The American With Disabilities Act is expansive and requires employers to give reasonable accommodations to disabled employees. The general framework of the ADA is this:
- During the hiring process, employers may not ask about disabilities, seek medical information or require potential employees to disclose physical impairments in the hiring process.
- Once an employee is hired, the employer may not seek certain medical information (such as diagnosis or prognosis), nor disclose medical information or the need for an accommodation to other employees. The employer may disclose the disability and the need for accommodation to certain supervisors or managers, advisors (legal, HR, insurance, ADA consultants) and emergency/safety personnel.
- Once an employee is hired, an employer may ask about medical conditions only to the extent that it is looking to accommodate the employee. Indeed, the employer has a duty to ask and provide accommodations once it has a reasonable belief that the employee has a medical impairment (including if that impairment is impacting job performance).
- An employer may not demote, terminate or treat the disabled employee differently than non-disabled employees.
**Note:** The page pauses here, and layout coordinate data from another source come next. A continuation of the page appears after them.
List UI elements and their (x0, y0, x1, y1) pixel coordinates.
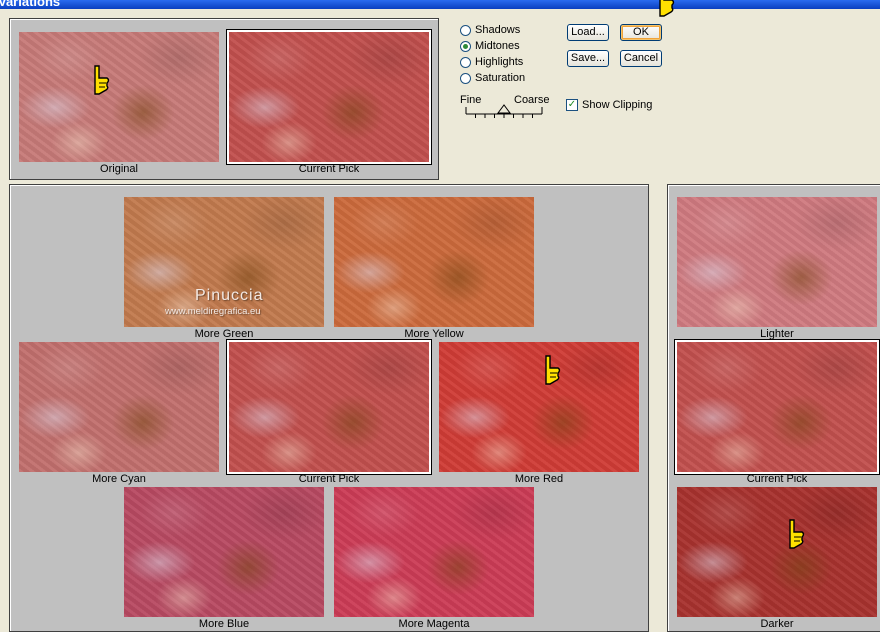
current-pick-thumbnail (227, 30, 431, 164)
more-magenta-thumbnail[interactable] (334, 487, 534, 617)
more-green-caption: More Green (194, 328, 254, 340)
option-saturation[interactable]: Saturation (460, 71, 525, 85)
more-magenta-caption: More Magenta (398, 618, 470, 630)
slider-thumb[interactable] (497, 104, 511, 114)
show-clipping-label: Show Clipping (582, 99, 653, 111)
pointing-hand-icon (659, 0, 675, 17)
pointing-hand-icon (545, 355, 561, 385)
title-bar: Variations (0, 0, 880, 9)
darker-thumbnail[interactable] (677, 487, 877, 617)
lighter-caption: Lighter (760, 328, 794, 340)
highlights-label: Highlights (475, 56, 524, 68)
midtones-radio[interactable] (460, 40, 471, 52)
option-midtones[interactable]: Midtones (460, 39, 520, 53)
saturation-label: Saturation (475, 72, 526, 84)
saturation-radio[interactable] (460, 72, 471, 84)
cancel-button[interactable]: Cancel (620, 50, 662, 67)
option-highlights[interactable]: Highlights (460, 55, 523, 69)
show-clipping-checkbox[interactable]: ✓ (566, 99, 578, 111)
more-yellow-caption: More Yellow (404, 328, 464, 340)
more-blue-caption: More Blue (198, 618, 250, 630)
more-cyan-caption: More Cyan (92, 473, 146, 485)
original-thumbnail (19, 32, 219, 162)
more-yellow-thumbnail[interactable] (334, 197, 534, 327)
show-clipping-option[interactable]: ✓ Show Clipping (566, 99, 652, 111)
highlights-radio[interactable] (460, 56, 471, 68)
pointing-hand-icon (94, 65, 110, 95)
pointing-hand-icon (789, 519, 805, 549)
watermark-url: www.meldiregrafica.eu (165, 306, 261, 317)
ok-button[interactable]: OK (620, 24, 662, 41)
load-button[interactable]: Load... (567, 24, 609, 41)
fine-coarse-slider[interactable] (462, 104, 548, 120)
midtones-label: Midtones (475, 40, 520, 52)
center-current-pick-thumbnail (227, 340, 431, 474)
more-red-thumbnail[interactable] (439, 342, 639, 472)
shadows-radio[interactable] (460, 24, 471, 36)
center-current-pick-caption: Current Pick (298, 473, 360, 485)
more-red-caption: More Red (514, 473, 564, 485)
current-pick-caption: Current Pick (298, 163, 360, 175)
window-title: Variations (0, 0, 61, 9)
more-blue-thumbnail[interactable] (124, 487, 324, 617)
lighter-thumbnail[interactable] (677, 197, 877, 327)
brightness-current-pick-caption: Current Pick (746, 473, 808, 485)
brightness-current-pick-thumbnail (675, 340, 879, 474)
watermark-title: Pinuccia (195, 287, 264, 304)
option-shadows[interactable]: Shadows (460, 23, 520, 37)
original-caption: Original (100, 163, 138, 175)
more-cyan-thumbnail[interactable] (19, 342, 219, 472)
darker-caption: Darker (760, 618, 794, 630)
shadows-label: Shadows (475, 24, 521, 36)
save-button[interactable]: Save... (567, 50, 609, 67)
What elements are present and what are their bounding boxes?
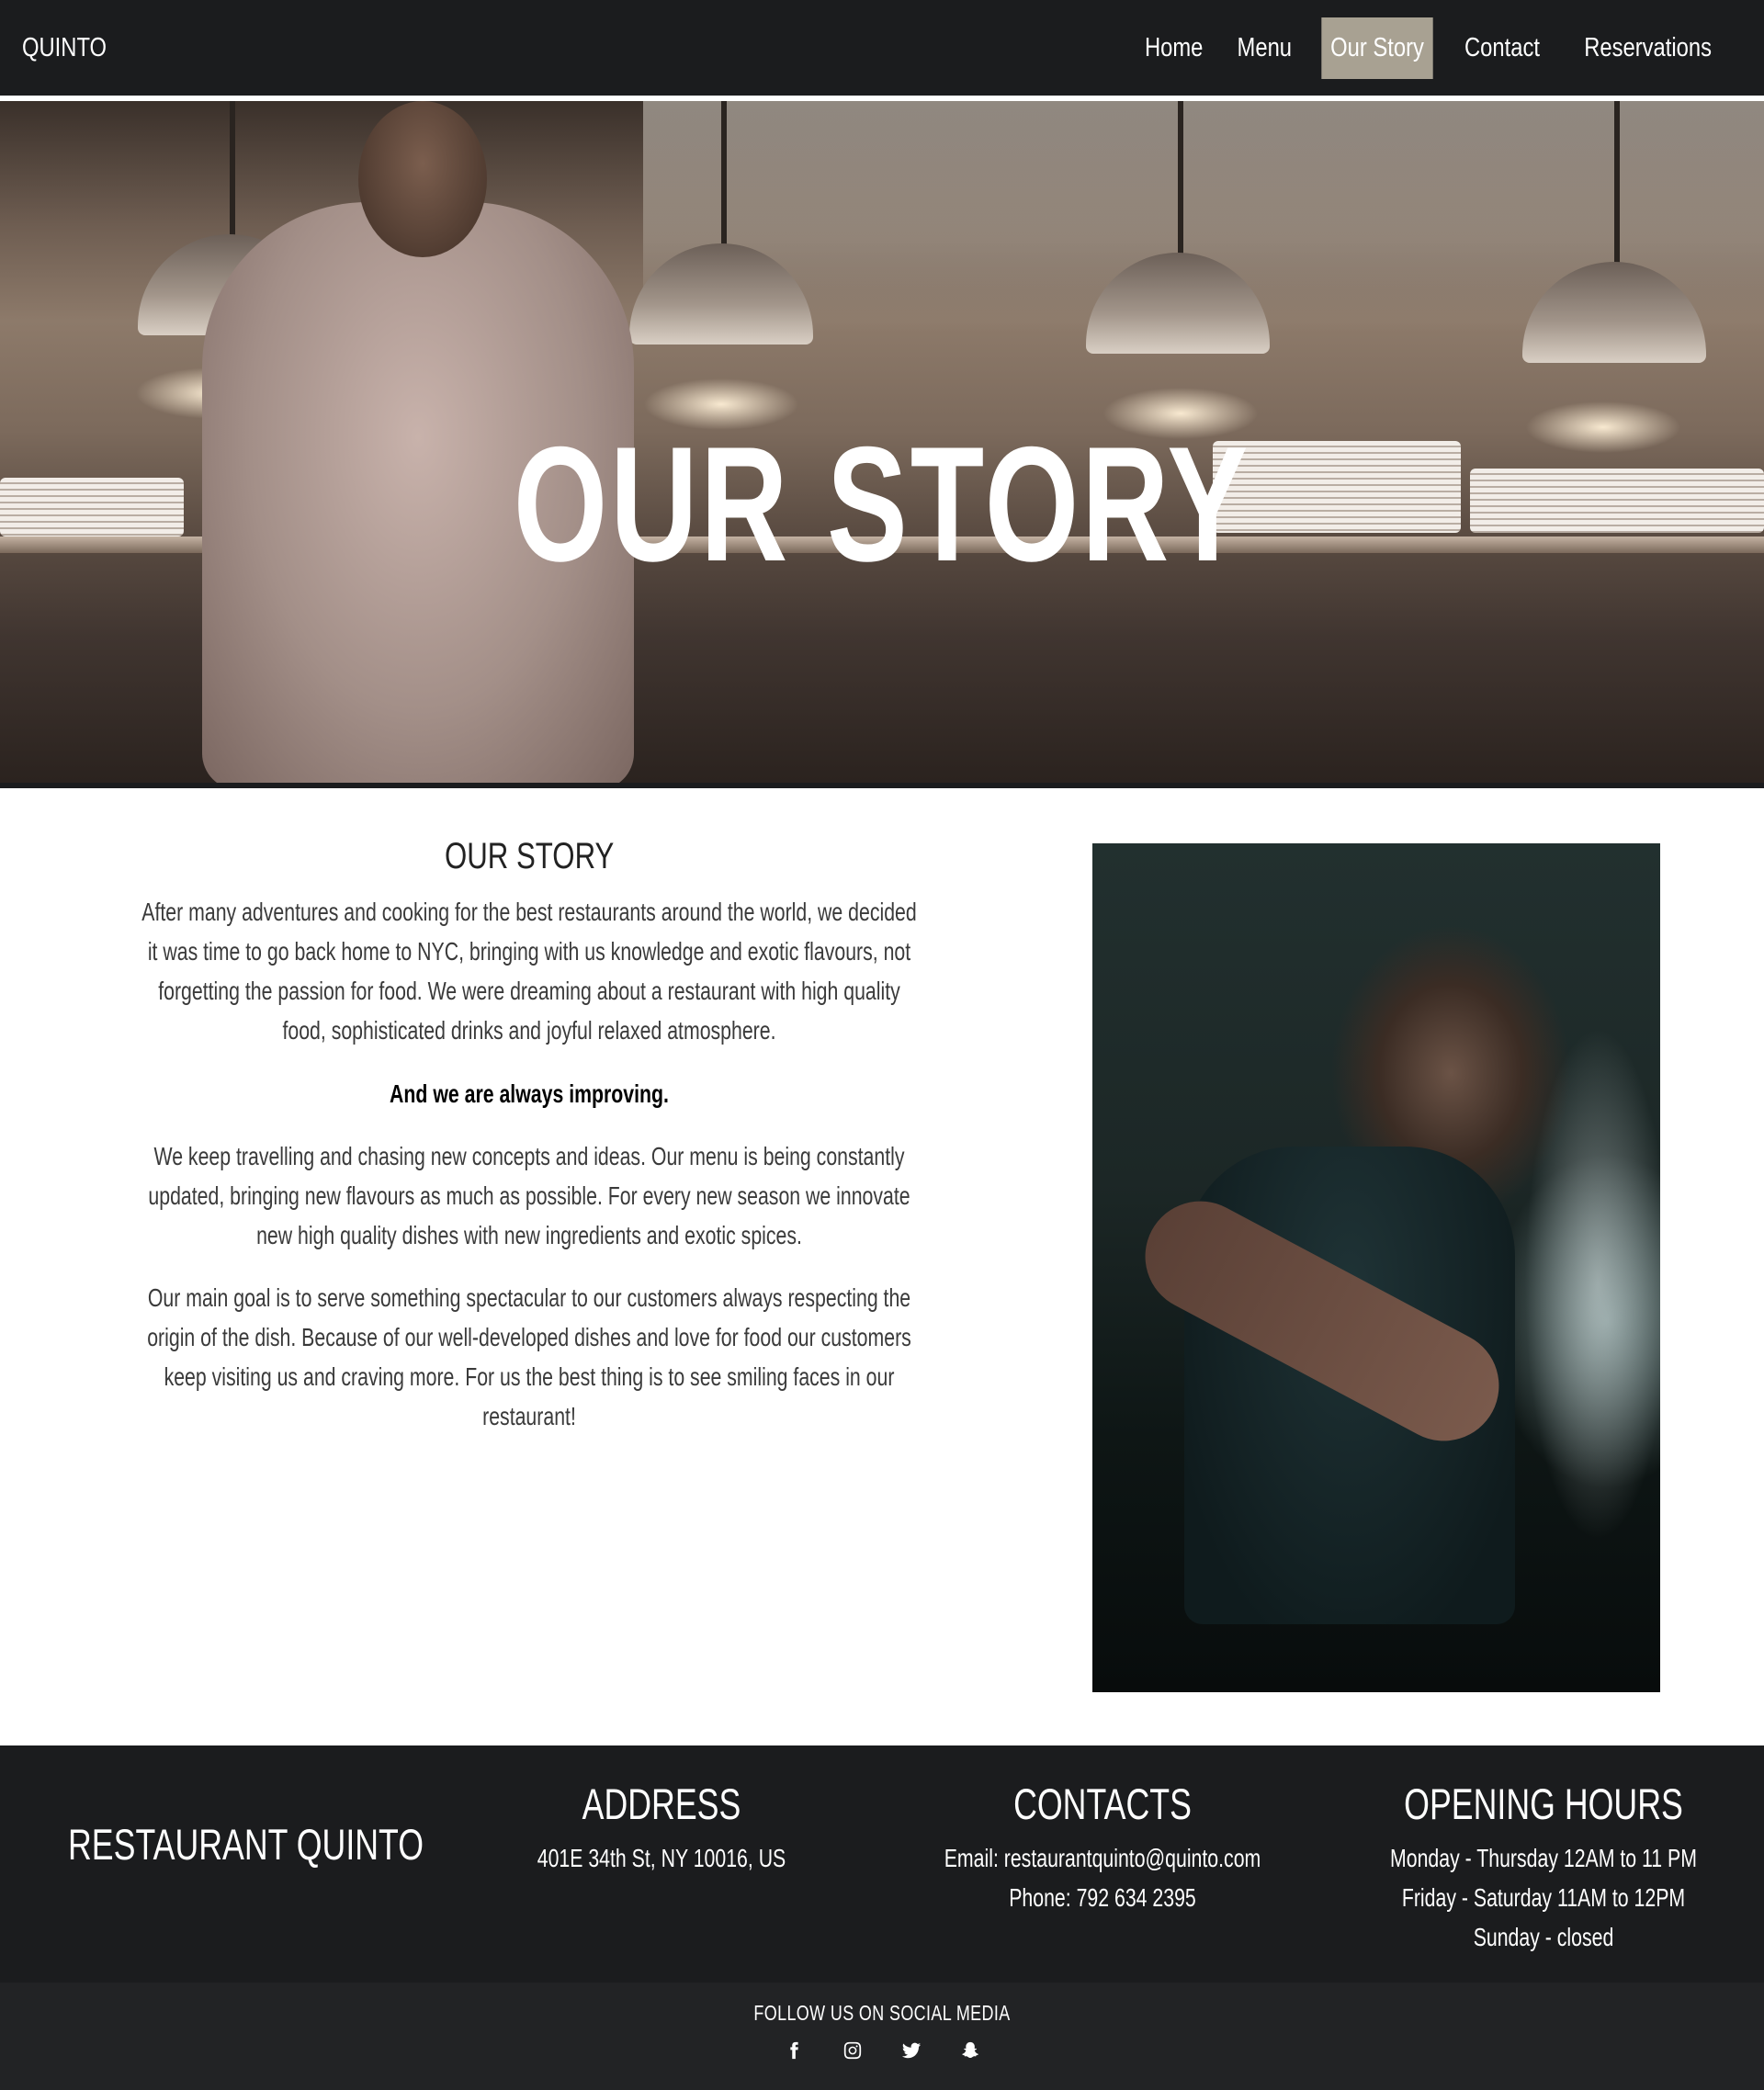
instagram-icon[interactable] xyxy=(841,2039,865,2062)
footer-contacts: CONTACTS Email: restaurantquinto@quinto.… xyxy=(882,1779,1323,1917)
nav-item-contact[interactable]: Contact xyxy=(1455,17,1549,79)
story-paragraph-1: After many adventures and cooking for th… xyxy=(141,898,917,1045)
footer: RESTAURANT QUINTO ADDRESS 401E 34th St, … xyxy=(0,1745,1764,1983)
lamp-cord xyxy=(1178,101,1183,257)
address-line: 401E 34th St, NY 10016, US xyxy=(537,1844,786,1872)
social-label: FOLLOW US ON SOCIAL MEDIA xyxy=(753,2001,1011,2025)
contacts-heading: CONTACTS xyxy=(1013,1779,1192,1828)
main-nav: Home Menu Our Story Contact Reservations xyxy=(1127,0,1736,96)
brand-logo[interactable]: QUINTO xyxy=(22,33,107,63)
social-icons xyxy=(0,2039,1764,2062)
nav-item-menu[interactable]: Menu xyxy=(1228,17,1301,79)
facebook-icon[interactable] xyxy=(782,2039,806,2062)
nav-item-our-story[interactable]: Our Story xyxy=(1321,17,1433,79)
navbar: QUINTO Home Menu Our Story Contact Reser… xyxy=(0,0,1764,96)
hours-line-weekday: Monday - Thursday 12AM to 11 PM xyxy=(1390,1844,1697,1872)
story-paragraph-2: We keep travelling and chasing new conce… xyxy=(148,1142,910,1249)
lamp-cord xyxy=(721,101,727,248)
address-heading: ADDRESS xyxy=(582,1779,741,1828)
photo-steam xyxy=(1524,1027,1660,1542)
hero-title: OUR STORY xyxy=(513,412,1251,595)
snapchat-icon[interactable] xyxy=(958,2039,982,2062)
story-section: OUR STORY After many adventures and cook… xyxy=(138,836,921,1436)
story-heading: OUR STORY xyxy=(444,836,615,876)
social-bar: FOLLOW US ON SOCIAL MEDIA xyxy=(0,1983,1764,2090)
contact-email[interactable]: Email: restaurantquinto@quinto.com xyxy=(935,1838,1271,1878)
lamp-cord xyxy=(1614,101,1620,266)
hero-banner: OUR STORY xyxy=(0,101,1764,788)
hours-heading: OPENING HOURS xyxy=(1404,1779,1683,1828)
nav-item-reservations[interactable]: Reservations xyxy=(1575,17,1720,79)
nav-item-home[interactable]: Home xyxy=(1136,17,1212,79)
hours-line-weekend: Friday - Saturday 11AM to 12PM xyxy=(1401,1883,1686,1912)
story-paragraph-3: Our main goal is to serve something spec… xyxy=(147,1283,911,1430)
lamp-cord xyxy=(230,101,235,239)
twitter-icon[interactable] xyxy=(899,2039,923,2062)
contact-phone[interactable]: Phone: 792 634 2395 xyxy=(935,1878,1271,1917)
chef-head xyxy=(358,101,487,257)
footer-brand: RESTAURANT QUINTO xyxy=(68,1820,424,1869)
story-highlight: And we are always improving. xyxy=(390,1079,669,1108)
chef-photo xyxy=(1092,843,1660,1692)
footer-hours: OPENING HOURS Monday - Thursday 12AM to … xyxy=(1323,1779,1764,1957)
plate-stack xyxy=(0,478,184,537)
footer-address: ADDRESS 401E 34th St, NY 10016, US xyxy=(441,1779,882,1878)
hours-line-sunday: Sunday - closed xyxy=(1473,1923,1614,1951)
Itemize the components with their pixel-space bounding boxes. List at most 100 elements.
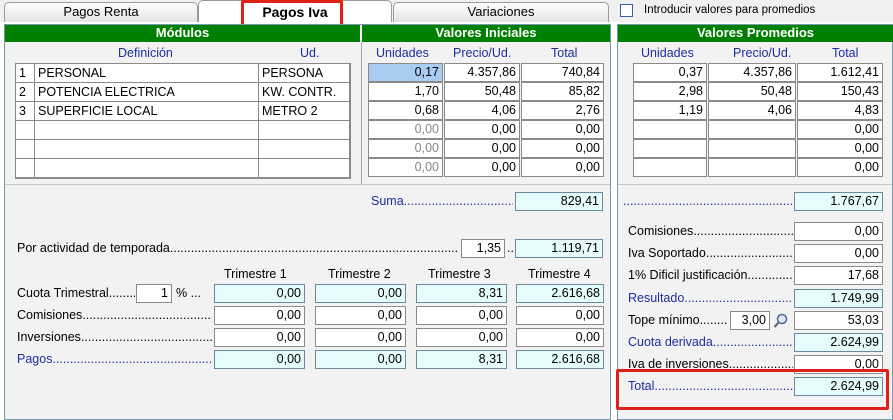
col-precio: Precio/Ud.: [453, 46, 512, 60]
tope-factor-input[interactable]: 3,00: [730, 311, 770, 330]
prom-dificil-justificacion-label: 1% Dificil justificación................…: [628, 268, 793, 282]
promedios-header: Valores Promedios: [618, 25, 893, 42]
cuota-trimestral-label: Cuota Trimestral........................…: [17, 286, 135, 300]
total-cell: 0,00: [521, 139, 604, 158]
divider: [361, 42, 362, 184]
unidades-input[interactable]: 0,17: [368, 63, 443, 82]
prom-precio-input[interactable]: [708, 139, 796, 158]
prom-total-cell: 0,00: [797, 139, 883, 158]
total-cell: 2,76: [521, 101, 604, 120]
precio-input[interactable]: 0,00: [444, 120, 520, 139]
tab-variaciones[interactable]: Variaciones: [393, 2, 609, 22]
comisiones-q1[interactable]: 0,00: [214, 306, 305, 325]
prom-total-cell: 1.612,41: [797, 63, 883, 82]
col-definicion: Definición: [118, 46, 173, 60]
precio-input[interactable]: 4,06: [444, 101, 520, 120]
definicion-cell: PERSONAL: [35, 64, 259, 83]
prom-total-cell: 4,83: [797, 101, 883, 120]
row-number: 3: [16, 102, 35, 121]
prom-total-cell: 0,00: [797, 158, 883, 177]
prom-unidades-input[interactable]: 0,37: [633, 63, 707, 82]
modulos-header: Módulos: [5, 25, 360, 42]
prom-cuota-derivada-label: Cuota derivada..........................…: [628, 335, 793, 349]
precio-input[interactable]: 4.357,86: [444, 63, 520, 82]
definicion-cell: SUPERFICIE LOCAL: [35, 102, 259, 121]
prom-dificil-justificacion-value: 17,68: [794, 266, 883, 285]
prom-tope-minimo-label: Tope mínimo.............................…: [628, 313, 728, 327]
precio-input[interactable]: 0,00: [444, 139, 520, 158]
prom-precio-input[interactable]: 4.357,86: [708, 63, 796, 82]
unidades-input[interactable]: 0,00: [368, 139, 443, 158]
col-ud: Ud.: [300, 46, 320, 60]
prom-comisiones-label: Comisiones..............................…: [628, 224, 793, 238]
unidades-input[interactable]: 0,68: [368, 101, 443, 120]
suma-value: 829,41: [515, 192, 603, 211]
prom-unidades-input[interactable]: [633, 158, 707, 177]
unidades-input[interactable]: 0,00: [368, 120, 443, 139]
prom-unidades-input[interactable]: [633, 139, 707, 158]
unidades-input[interactable]: 1,70: [368, 82, 443, 101]
prom-unidades-input[interactable]: [633, 120, 707, 139]
separator: [5, 184, 610, 185]
row-number: 1: [16, 64, 35, 83]
pagos-label: Pagos...................................…: [17, 352, 212, 366]
trimestre-4-header: Trimestre 4: [528, 267, 591, 281]
cuota-trimestral-q1: 0,00: [214, 284, 305, 303]
comisiones-q4[interactable]: 0,00: [516, 306, 604, 325]
definicion-cell: [35, 159, 259, 178]
separator-right: [618, 184, 892, 185]
temporada-total: 1.119,71: [515, 239, 603, 258]
cuota-trimestral-q3: 8,31: [416, 284, 507, 303]
ud-cell: [259, 159, 350, 178]
prom-comisiones-value[interactable]: 0,00: [794, 222, 883, 241]
inversiones-q4[interactable]: 0,00: [516, 328, 604, 347]
ud-cell: KW. CONTR.: [259, 83, 350, 102]
pagos-q3: 8,31: [416, 350, 507, 369]
pagos-q4: 2.616,68: [516, 350, 604, 369]
ud-cell: [259, 121, 350, 140]
prom-resultado-label: Resultado...............................…: [628, 291, 793, 305]
row-number: [16, 121, 35, 140]
inversiones-q2[interactable]: 0,00: [315, 328, 406, 347]
prom-cuota-derivada-value: 2.624,99: [794, 333, 883, 352]
col-prom-total: Total: [832, 46, 859, 60]
col-total: Total: [551, 46, 578, 60]
col-prom-precio: Precio/Ud.: [733, 46, 792, 60]
prom-unidades-input[interactable]: 1,19: [633, 101, 707, 120]
tab-pagos-renta[interactable]: Pagos Renta: [4, 2, 198, 22]
prom-precio-input[interactable]: 50,48: [708, 82, 796, 101]
row-number: [16, 159, 35, 178]
precio-input[interactable]: 50,48: [444, 82, 520, 101]
pagos-q1: 0,00: [214, 350, 305, 369]
total-cell: 85,82: [521, 82, 604, 101]
ud-cell: [259, 140, 350, 159]
col-unidades: Unidades: [376, 46, 429, 60]
temporada-factor[interactable]: 1,35: [461, 239, 505, 258]
ud-cell: METRO 2: [259, 102, 350, 121]
cuota-pct-input[interactable]: 1: [136, 284, 172, 303]
prom-precio-input[interactable]: [708, 158, 796, 177]
prom-precio-input[interactable]: [708, 120, 796, 139]
trimestre-2-header: Trimestre 2: [328, 267, 391, 281]
search-icon[interactable]: [773, 312, 790, 329]
prom-unidades-input[interactable]: 2,98: [633, 82, 707, 101]
ud-cell: PERSONA: [259, 64, 350, 83]
prom-precio-input[interactable]: 4,06: [708, 101, 796, 120]
cuota-trimestral-q4: 2.616,68: [516, 284, 604, 303]
modulos-grid: 1 PERSONAL PERSONA 2 POTENCIA ELECTRICA KW. C…: [15, 63, 351, 179]
prom-iva-soportado-value[interactable]: 0,00: [794, 244, 883, 263]
inversiones-q3[interactable]: 0,00: [416, 328, 507, 347]
comisiones-q3[interactable]: 0,00: [416, 306, 507, 325]
pagos-q2: 0,00: [315, 350, 406, 369]
precio-input[interactable]: 0,00: [444, 158, 520, 177]
prom-total-cell: 0,00: [797, 120, 883, 139]
promedios-checkbox-label: Introducir valores para promedios: [644, 4, 816, 16]
comisiones-q2[interactable]: 0,00: [315, 306, 406, 325]
unidades-input[interactable]: 0,00: [368, 158, 443, 177]
promedios-checkbox[interactable]: [620, 4, 633, 17]
col-prom-unidades: Unidades: [641, 46, 694, 60]
row-number: [16, 140, 35, 159]
inversiones-label: Inversiones.............................…: [17, 330, 212, 344]
definicion-cell: [35, 121, 259, 140]
inversiones-q1[interactable]: 0,00: [214, 328, 305, 347]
The goal of the ADA is to provide disabled people with the same opportunities as non-disabled people. The relevant question is whether the employee can accomplish the necessary job functions with or without reasonable accommodations.
- Accommodations must be provided unless they create an undue hardship. The EEOC defines that as “a significant difficulty or expense.” In other words, most accommodations are going to be required. And if one is burdensome, there may be a lesser accommodation that gets the job done and helps the employee succeed. So employers: make sure you engage in the interactive process!
There are many applications, disabilities and tales-of-woe that I could tell you about with respect to the ADA. Employers get it wrong all the time. Even big employers with big law firms get it wrong all the time.
For example, in 2011, the EEOC prosecuted UPS for not providing sign language interpreters for deaf employees. They ended up paying $95,000 in fines (not including their defense attorneys’ fees) and had to make an EEOC-supervised company-wide correction (including hiring an ADA Coordinator and posting the rights of deaf employees at each facility.
Here are some things that employers must do when they have a hearing-impaired employees. And, by the way, as many as 1 in 5 Americans may be classified as hearing-impaired and protected by the ADA, according to the EEOC.
- Provide a sign-language interpreter at company meetings, reviews and trainings. Written records and a note-taker will not be adequate because important aspects of the communication is lost.
- Use assistive technology such as a TTY, text telephone, voice carry-over telephone, or captioned telephone, a video relay service, a telephone headset, computer software (for example, net meetings, voice recognition software), assistive listening devices, augmentative communication devices that allow users to communicate orally by typing words that are then translated to sign language or a simulated voice, or communication access real-time translation, which translates voice into text at real-time speeds.
- Use written memorandum and notes when appropriate, rather than just oral instructions.
- Adjust the employee’s work area (for example, put their office or desk away from noisy areas that interfere with hearing devices and place them near emergency alarms that feature strobe lighting).
- Adjust the employee’s non-essential job duties.
- Give time off for leave, medical appointments, etc.
- Engaging in the interactive process with the employee and his or her physicians to determine other possible accommodations.
There are good business reasons to do the work of accommodating employees (besides not getting sued!) For example, you avoid miscommunication, frustration and wasted time. Miscommunication with hearing-impaired employees frustrates their supervisors who may get the false impression that the employee is a poor performer or unintelligent. It may require HR or legal to become involved. Miscommunication takes up valuable company time with back and forth. It adds to employee discontent and frustration.
When you are considering a reasonable accommodation for a deaf employee, step into their shoes and think about their experience as your employee. Be careful to not marginalize hearing-impaired employees by not facilitating their ability to voice their opinions and ask questions. Always keep in mind that communication is vital to the health of our businesses and knowledge. Inclusion in the company is vital to your employees’ happiness. If you have deaf employees, consider the way they communicate and the way you can maximize their contribution to your organization.